Great firs stretched out their somber branches over the smooth shingle,
and now that the sun had gone their clean resinous smell was heavy in
the dew-cooled air. Here and there brushwood grew among
outcropping rock and moss-grown logs lay fallen among the brambles.
Catching sight of what looked like a strip of woven fabric beneath a
brake, Vane strode toward it. Then he stopped with a start, for a young
girl lay with her face hidden from him, in an attitude of dejected
abandonment. He was about to turn away softly, when she started and
looked up at him. Her long dark lashes glistened and her eyes were wet,
but they were of the deep blue he had described to Carroll, and he stood
still.
"You really shouldn't give way like that," he said.
It was all he could think of, but he spoke without obtrusive assurance or
pronounced embarrassment; and the girl, shaking out her crumpled
skirt over one little foot, with a swift sinuous movement, choked back a
sob and favored him with a glance of keen scrutiny as she rose to a
sitting posture. She was quick at reading character--the life she led had
made that necessary--and his manner and appearance were reassuring.
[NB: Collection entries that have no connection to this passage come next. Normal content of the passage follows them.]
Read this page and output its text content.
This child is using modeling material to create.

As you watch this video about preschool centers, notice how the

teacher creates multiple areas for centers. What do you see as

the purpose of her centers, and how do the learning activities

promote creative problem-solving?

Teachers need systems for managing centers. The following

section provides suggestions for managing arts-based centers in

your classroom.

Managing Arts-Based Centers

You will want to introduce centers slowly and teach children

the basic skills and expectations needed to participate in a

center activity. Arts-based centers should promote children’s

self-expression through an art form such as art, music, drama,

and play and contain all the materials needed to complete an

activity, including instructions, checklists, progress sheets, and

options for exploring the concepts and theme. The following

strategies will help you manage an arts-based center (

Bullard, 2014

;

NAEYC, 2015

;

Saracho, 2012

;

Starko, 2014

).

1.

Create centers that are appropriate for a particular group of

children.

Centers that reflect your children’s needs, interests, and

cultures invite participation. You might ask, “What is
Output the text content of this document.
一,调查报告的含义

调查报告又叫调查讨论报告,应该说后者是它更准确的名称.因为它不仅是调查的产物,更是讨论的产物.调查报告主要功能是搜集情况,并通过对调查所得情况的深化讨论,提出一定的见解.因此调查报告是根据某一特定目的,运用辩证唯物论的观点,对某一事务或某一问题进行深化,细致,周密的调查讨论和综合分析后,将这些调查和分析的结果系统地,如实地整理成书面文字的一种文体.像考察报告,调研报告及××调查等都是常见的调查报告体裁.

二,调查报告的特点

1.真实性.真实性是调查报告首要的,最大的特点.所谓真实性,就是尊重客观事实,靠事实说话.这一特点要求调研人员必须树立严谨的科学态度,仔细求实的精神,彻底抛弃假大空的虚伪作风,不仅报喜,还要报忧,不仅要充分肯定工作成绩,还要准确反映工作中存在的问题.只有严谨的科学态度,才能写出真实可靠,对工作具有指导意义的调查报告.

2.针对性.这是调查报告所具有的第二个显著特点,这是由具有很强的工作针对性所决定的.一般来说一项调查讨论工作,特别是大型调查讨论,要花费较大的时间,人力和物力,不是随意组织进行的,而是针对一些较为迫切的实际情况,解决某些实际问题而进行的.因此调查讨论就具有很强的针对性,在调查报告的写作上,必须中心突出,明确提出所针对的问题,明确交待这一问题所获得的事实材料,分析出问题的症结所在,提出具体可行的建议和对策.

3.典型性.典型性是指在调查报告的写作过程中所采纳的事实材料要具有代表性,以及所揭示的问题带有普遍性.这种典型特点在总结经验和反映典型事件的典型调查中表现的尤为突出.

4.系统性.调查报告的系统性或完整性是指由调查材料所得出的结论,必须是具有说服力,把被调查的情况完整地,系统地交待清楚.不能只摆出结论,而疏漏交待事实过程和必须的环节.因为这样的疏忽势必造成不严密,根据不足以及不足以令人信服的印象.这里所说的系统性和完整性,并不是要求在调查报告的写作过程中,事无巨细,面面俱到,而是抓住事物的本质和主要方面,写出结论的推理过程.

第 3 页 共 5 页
He was on the whole a well-favored man--good-looking seemed the
best word for it--though what impressed her most was his expression. It
indicated that he regarded her with some pity, not as an attractive
young woman, which she knew she was, but merely as a human being.
The girl, however, said nothing; and, sitting down on a neighboring
boulder, Vane took out his pipe from force of habit.
"Well," he added, in much the same tone he would have used to a
distressed child, "what's the trouble?"

She told him, speaking on impulse.
"They've gone off and left me! The takings didn't meet expenses; there
was no treasury."
"That's bad," responded Vane gravely. "Do you mean they've left you
alone?"
"No; it's worse than that. I suppose I could go--somewhere--but there's
Mrs. Marvin and Elsie."
"The child who dances?"
The girl assented, and Vane looked thoughtful. He had already noticed
that Mrs. Marvin, whom he supposed to be the child's mother, was
worn and frail, and he did not think there was anything she could turn
her hand to in a vigorous mining community. The same applied to his
companion, though he was not greatly astonished that she had taken
him into her confidence. The reserve that characterizes the insular
English is less common in the West, where the stranger is more readily
taken on trust.
"The three of you stick together?" he suggested.
"Of course! Mrs. Marvin's the only friend I have."
"Then I suppose you've no idea what to do?"